Now that I have your attention, I will put on my dog and pony show. By that I mean I will nudge you in the direction of using options in your portfolio. I admit I am biased towards options.
As mature grown traders, we realize options are not the end all be all. They are merely a financial tool that can assist you in achieving your ultimate wealth building goals. Or, at the minimum, preserving your current wealth.
This article isn't intended to be a course on option trading. It is intended to present a specific strategy that just may be appropriate for the type of market that exists today. The specific strategy is something called covered call writing.
Can you actually get rich writing covered calls? The answer lies in the fact that you can make a ton of money with any option strategy as well as lose your trading principal. Option writers are eternally optimistic the path they chose is always the correct path.
We think like that because options are not only powerful but flexible. They allow a trader to achieve a mountain of leverage, make sometimes insane profits whether the market is going up, down or standing still.
They even minimize risk and reduce exposure to the market without giving up gains. The cold hard facts also say options produce greater income than many mutual funds.
The wonderfulness of the Internet is the amount of information available on any topic including options. Fortunately for traders websites exist that offer free training that is extremely intensive. The underlying idea behind offering free is the trader will open an account with the giver or buy the giver's books or DVDs or attend their pricey seminar.
For our purposes we won't do any of that. We'll take the free information, digest it and refine our own option trading strategy. When I was an active stock broker, the firm gave me all the information I needed to be an option guru. That same level of information is available on the Internet.
A note of caution. I am not implying every website with option trading information is above board. You have to do your due diligence as there are a few that over-promise then under-deliver.
This preamble is getting too long. Let's move into the covered call strategy. First, the definition.
A covered call is an options trading strategy which seeks to make a monthly income by selling call options against existing stock holdings.
You may have heard it called a covered buy write or a covered call write. Call it what you will because you won't change the fact it is the options trading strategy most widely taught. It is easy to learn and easy to execute.
The question becomes, when do I use a covered call? The answer becomes when you want to hold onto your position while making an income from it. Some people use it to protect their equity when the stock experiences a slight correction or short term drop in price.
You can consider it rent. You are renting out your shares when the market, in the words of the analysts, is stagnant. The premium you receive is the rent. For traders who hold long term stock positions the rent is the icing on the cake.
A covered call consists of simply writing 1 out of the money contract for every 100 shares of the underlying stock you own. The math is extremely basic. If you have 500 shares, you write 5 out of the money call contracts for example.
Please notice you are writing against shares you already own.
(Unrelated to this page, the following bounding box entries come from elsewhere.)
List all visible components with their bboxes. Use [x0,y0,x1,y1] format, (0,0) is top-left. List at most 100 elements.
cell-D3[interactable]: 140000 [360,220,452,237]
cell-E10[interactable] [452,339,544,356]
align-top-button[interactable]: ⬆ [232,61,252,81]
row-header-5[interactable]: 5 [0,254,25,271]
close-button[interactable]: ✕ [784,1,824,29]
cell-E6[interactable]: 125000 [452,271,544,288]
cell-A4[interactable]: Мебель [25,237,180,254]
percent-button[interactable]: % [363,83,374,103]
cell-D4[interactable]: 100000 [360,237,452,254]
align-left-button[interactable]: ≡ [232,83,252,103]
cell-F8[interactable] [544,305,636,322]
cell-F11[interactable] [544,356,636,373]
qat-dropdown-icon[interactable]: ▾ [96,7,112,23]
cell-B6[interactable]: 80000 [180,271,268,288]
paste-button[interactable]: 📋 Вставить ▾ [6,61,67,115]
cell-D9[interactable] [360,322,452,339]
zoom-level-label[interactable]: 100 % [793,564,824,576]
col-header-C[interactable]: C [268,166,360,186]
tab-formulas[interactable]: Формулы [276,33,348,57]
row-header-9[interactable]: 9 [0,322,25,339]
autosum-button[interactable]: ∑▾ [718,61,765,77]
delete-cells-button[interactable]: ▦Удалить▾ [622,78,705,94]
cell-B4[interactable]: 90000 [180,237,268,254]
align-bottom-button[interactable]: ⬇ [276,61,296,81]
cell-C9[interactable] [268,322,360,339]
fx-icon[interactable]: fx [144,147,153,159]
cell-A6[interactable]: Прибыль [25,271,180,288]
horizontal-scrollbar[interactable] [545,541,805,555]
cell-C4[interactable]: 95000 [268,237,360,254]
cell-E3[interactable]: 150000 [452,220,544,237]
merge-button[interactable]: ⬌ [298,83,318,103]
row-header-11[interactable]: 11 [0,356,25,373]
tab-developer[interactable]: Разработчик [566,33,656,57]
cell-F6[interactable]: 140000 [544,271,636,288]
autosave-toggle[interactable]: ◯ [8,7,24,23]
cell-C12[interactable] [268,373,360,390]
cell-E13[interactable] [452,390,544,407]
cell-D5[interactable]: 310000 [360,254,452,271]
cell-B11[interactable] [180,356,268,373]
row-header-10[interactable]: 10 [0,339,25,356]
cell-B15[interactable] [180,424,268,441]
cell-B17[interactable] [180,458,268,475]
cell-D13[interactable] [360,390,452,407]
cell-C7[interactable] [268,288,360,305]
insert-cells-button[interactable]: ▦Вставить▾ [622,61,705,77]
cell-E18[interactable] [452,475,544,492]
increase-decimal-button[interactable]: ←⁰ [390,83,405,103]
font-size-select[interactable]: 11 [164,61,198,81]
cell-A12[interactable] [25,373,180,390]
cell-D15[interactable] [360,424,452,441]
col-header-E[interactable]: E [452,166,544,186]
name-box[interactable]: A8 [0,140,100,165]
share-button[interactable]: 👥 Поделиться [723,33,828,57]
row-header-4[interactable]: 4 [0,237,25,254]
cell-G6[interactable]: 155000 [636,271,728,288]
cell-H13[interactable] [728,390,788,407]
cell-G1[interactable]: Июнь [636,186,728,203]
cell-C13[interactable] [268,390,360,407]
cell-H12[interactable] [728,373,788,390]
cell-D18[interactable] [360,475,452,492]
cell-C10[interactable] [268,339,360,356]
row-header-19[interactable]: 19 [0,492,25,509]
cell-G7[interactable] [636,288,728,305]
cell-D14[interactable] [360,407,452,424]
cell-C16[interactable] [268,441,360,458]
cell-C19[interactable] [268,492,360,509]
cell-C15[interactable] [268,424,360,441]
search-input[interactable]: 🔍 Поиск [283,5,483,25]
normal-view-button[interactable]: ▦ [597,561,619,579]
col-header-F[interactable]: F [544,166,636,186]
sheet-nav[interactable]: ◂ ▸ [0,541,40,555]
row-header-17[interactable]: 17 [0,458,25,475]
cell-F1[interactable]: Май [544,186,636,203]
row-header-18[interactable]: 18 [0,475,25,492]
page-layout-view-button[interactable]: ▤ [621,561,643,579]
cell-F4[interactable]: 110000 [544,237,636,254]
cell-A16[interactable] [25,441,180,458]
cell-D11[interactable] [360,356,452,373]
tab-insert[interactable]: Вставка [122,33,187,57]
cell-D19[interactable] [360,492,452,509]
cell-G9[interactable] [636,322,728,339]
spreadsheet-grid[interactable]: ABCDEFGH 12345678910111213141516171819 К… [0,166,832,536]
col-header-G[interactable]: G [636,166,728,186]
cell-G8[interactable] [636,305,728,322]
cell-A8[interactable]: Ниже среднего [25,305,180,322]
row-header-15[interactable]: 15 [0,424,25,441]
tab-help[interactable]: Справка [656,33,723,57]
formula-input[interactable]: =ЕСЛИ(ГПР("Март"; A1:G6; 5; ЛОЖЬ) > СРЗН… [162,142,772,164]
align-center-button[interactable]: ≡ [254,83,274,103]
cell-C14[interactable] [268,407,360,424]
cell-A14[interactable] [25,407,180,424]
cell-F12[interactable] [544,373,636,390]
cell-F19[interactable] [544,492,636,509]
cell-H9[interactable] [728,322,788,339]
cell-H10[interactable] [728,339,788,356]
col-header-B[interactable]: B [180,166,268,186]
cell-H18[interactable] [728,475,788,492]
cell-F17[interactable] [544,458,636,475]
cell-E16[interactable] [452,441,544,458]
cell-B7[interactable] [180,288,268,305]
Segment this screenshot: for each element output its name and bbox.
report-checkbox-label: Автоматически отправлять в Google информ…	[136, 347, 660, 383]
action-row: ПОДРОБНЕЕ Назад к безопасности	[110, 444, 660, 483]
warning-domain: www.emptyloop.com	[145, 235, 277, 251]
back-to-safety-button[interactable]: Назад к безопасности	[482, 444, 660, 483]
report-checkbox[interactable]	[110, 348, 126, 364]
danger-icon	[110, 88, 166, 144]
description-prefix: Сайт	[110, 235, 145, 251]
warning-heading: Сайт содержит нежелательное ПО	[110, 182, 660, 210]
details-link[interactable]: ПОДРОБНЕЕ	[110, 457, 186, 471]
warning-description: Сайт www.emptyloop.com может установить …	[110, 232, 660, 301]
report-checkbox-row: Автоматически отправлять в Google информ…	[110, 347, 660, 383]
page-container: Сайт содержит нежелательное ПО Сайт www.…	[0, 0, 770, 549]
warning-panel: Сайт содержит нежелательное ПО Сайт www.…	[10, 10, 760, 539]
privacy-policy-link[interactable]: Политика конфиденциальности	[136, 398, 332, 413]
You are hedging. You are making money. In this market you might be making a lot of money. I don't know that for sure but screen your portfolio and see what you can do with it.
If you are an options trader you know about strike price. The obvious question is at what strike price do I write my options?
The answer depends on your outlook on the performance of the stock. Read that again. The answer depends on your outlook. Your research and analysis should tell you which strike price works best. You do know your stock, right?
This isn't necessarily the correct answer in your particular situation but it is a fast rule of thumb and a quick way to determine the strike price. Write the call options on the price you expect the stock to peak at.
A fast tutorial on premium for covered call writers. If you already know this information, thank you for reading this far. If you want a refresher or don't know this information, it is offered for your knowledge bank.
The further out of the money the call options are written, the more opportunity there is for the stock to go upwards. This time frame also lowers the premium you will receive on the written call options. You will maximize your profit potential but lessen the profit received if the stock remains stagnant or goes down.
The nearer the money the call options are written, reduces the time for the stock to go upwards. Your premium will be higher from the call options themselves. However, the maximum profit potential decreases but, as a sort of compensation, the profit received if the stock remains stagnant as well as the protection received when the stock goes down becomes higher.
This isn't the only options trading strategy by any means. It is one you may wish to place in your quiver right next to credit spreads or straddles or whatever strategy you decide is right for you. Remember, wise and prudent use of options trading strategies can become one of your wealth building tools.